En ese minuto, uno de los criollos se puso de pie. Era Manuel Manso, administrador de aduanas. Comenzó a hablar contra la idea de la junta, pero los criollos se miraron, y tal como habían acordado la noche antes, comenzaron a hacer callar a Manso con una sonora silbatina, tan fuerte que, rendido, abandonó la sala. Otro personaje se puso de pie, ahora uno de los pocos españoles, Santos Izquierdo, pero también fue tapado a rechiflas.
Ahí la audiencia comenzó a gritar: ¡JUNTA QUEREMOS!, ¡JUNTA QUEREMOS!
Infante, como procurador de Santiago, puso orden, y así se comenzaron a votar los nombres de quienes conformarían la junta. Nombres que todo escolar nacional debe recordar de memoria, y que básicamente fueron los mismos que se arreglaron la noche anterior. Nominados todos, uno de los presentes pidió agregar dos vocales más. Todos estuvieron de acuerdo y ahí se escogieron a Francisco Javier Reyna y Juan Enrique Rosales.
“No fue una sesión muy tranquila, hubo bastante pelea —afirma García Huidoboro—. Lo que pasa es que uno tiende a escuchar la historia de niño, de que era un hermoso de primavera, que todos estaban de acuerdo y gritaron ‘junta queremos’. Hubo opiniones divergentes”.

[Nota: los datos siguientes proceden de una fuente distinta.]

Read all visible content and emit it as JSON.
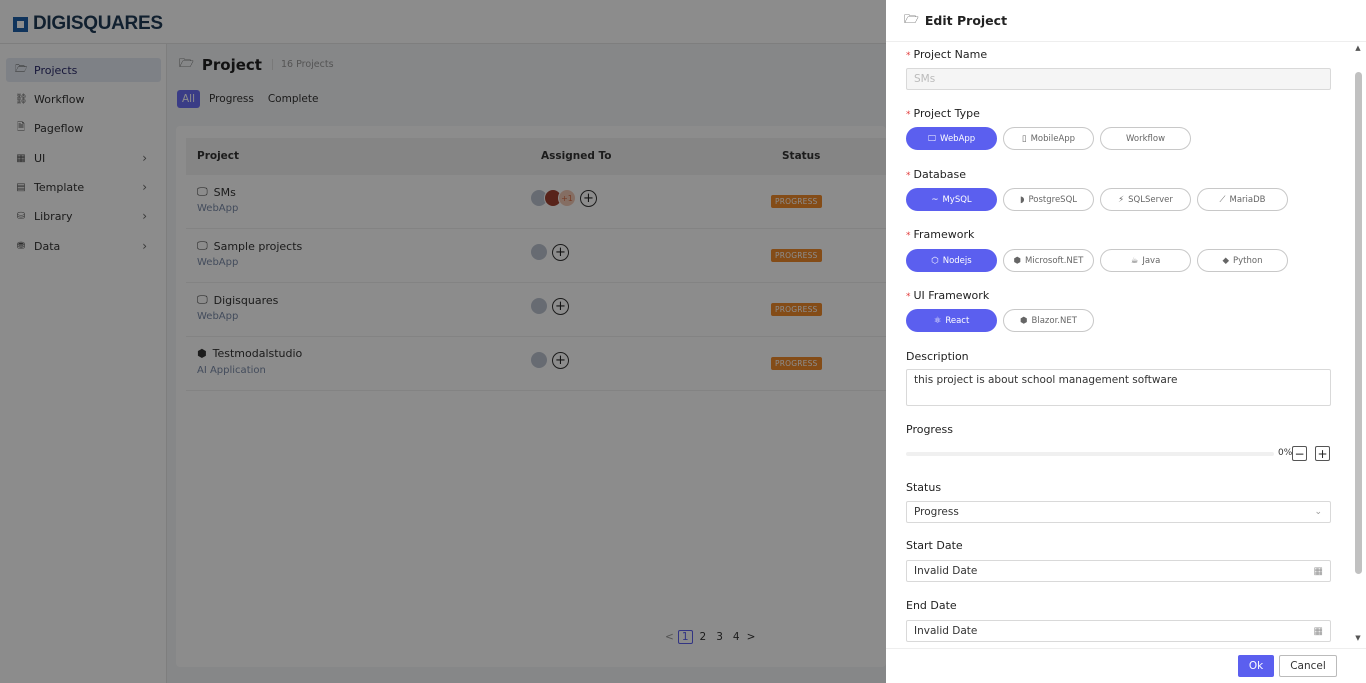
{
  "brand": {
    "name": "DIGISQUARES"
  },
  "sidebar": {
    "items": [
      {
        "label": "Projects",
        "icon": "folder-icon",
        "glyph": "🗁",
        "active": true,
        "expandable": false
      },
      {
        "label": "Workflow",
        "icon": "workflow-icon",
        "glyph": "⛓",
        "active": false,
        "expandable": false
      },
      {
        "label": "Pageflow",
        "icon": "page-icon",
        "glyph": "🗎",
        "active": false,
        "expandable": false
      },
      {
        "label": "UI",
        "icon": "ui-grid-icon",
        "glyph": "▦",
        "active": false,
        "expandable": true
      },
      {
        "label": "Template",
        "icon": "template-icon",
        "glyph": "▤",
        "active": false,
        "expandable": true
      },
      {
        "label": "Library",
        "icon": "library-icon",
        "glyph": "⛁",
        "active": false,
        "expandable": true
      },
      {
        "label": "Data",
        "icon": "database-icon",
        "glyph": "⛃",
        "active": false,
        "expandable": true
      }
    ]
  },
  "main": {
    "title": "Project",
    "count_label": "16 Projects",
    "filters": [
      "All",
      "Progress",
      "Complete"
    ],
    "table": {
      "headers": [
        "Project",
        "Assigned To",
        "Status"
      ],
      "rows": [
        {
          "name": "SMs",
          "type": "WebApp",
          "status": "PROGRESS",
          "extra_assignees": "+1"
        },
        {
          "name": "Sample projects",
          "type": "WebApp",
          "status": "PROGRESS"
        },
        {
          "name": "Digisquares",
          "type": "WebApp",
          "status": "PROGRESS"
        },
        {
          "name": "Testmodalstudio",
          "type": "AI Application",
          "status": "PROGRESS"
        }
      ]
    },
    "pagination": {
      "prev": "<",
      "pages": [
        "1",
        "2",
        "3",
        "4"
      ],
      "current": "1",
      "next": ">"
    }
  },
  "drawer": {
    "title": "Edit Project",
    "project_name": {
      "label": "Project Name",
      "placeholder": "SMs"
    },
    "project_type": {
      "label": "Project Type",
      "options": [
        "WebApp",
        "MobileApp",
        "Workflow"
      ],
      "selected": "WebApp"
    },
    "database": {
      "label": "Database",
      "options": [
        "MySQL",
        "PostgreSQL",
        "SQLServer",
        "MariaDB"
      ],
      "selected": "MySQL"
    },
    "framework": {
      "label": "Framework",
      "options": [
        "Nodejs",
        "Microsoft.NET",
        "Java",
        "Python"
      ],
      "selected": "Nodejs"
    },
    "ui_framework": {
      "label": "UI Framework",
      "options": [
        "React",
        "Blazor.NET"
      ],
      "selected": "React"
    },
    "description": {
      "label": "Description",
      "value": "this project is about school management software"
    },
    "progress": {
      "label": "Progress",
      "value_text": "0%",
      "value": 0,
      "minus": "−",
      "plus": "+"
    },
    "status": {
      "label": "Status",
      "value": "Progress"
    },
    "start_date": {
      "label": "Start Date",
      "value": "Invalid Date"
    },
    "end_date": {
      "label": "End Date",
      "value": "Invalid Date"
    },
    "ok_label": "Ok",
    "cancel_label": "Cancel"
  },
  "colors": {
    "accent": "#5b5fef",
    "status_progress": "#f08a2a",
    "brand": "#1e5fa8",
    "required": "#e23b3b"
  }
}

Cinco horas duró en total la reunión, a las 15.00 horas se levantó la sesión.
Al día siguiente, se logró lo increíble, que la Real Audiencia, reacia, reconociera la legitimidad de la junta. Desde el mismo minuto, comenzaron a circular las proclamas de instauración de la junta. Se instalaron unas tablas en la Plaza de Armas donde la junta observó el desfile de efectivos militares y recibieron los vítores del pueblo. Hubo fiestas populares hasta el día 20. Chile había celebrado su primer “18”.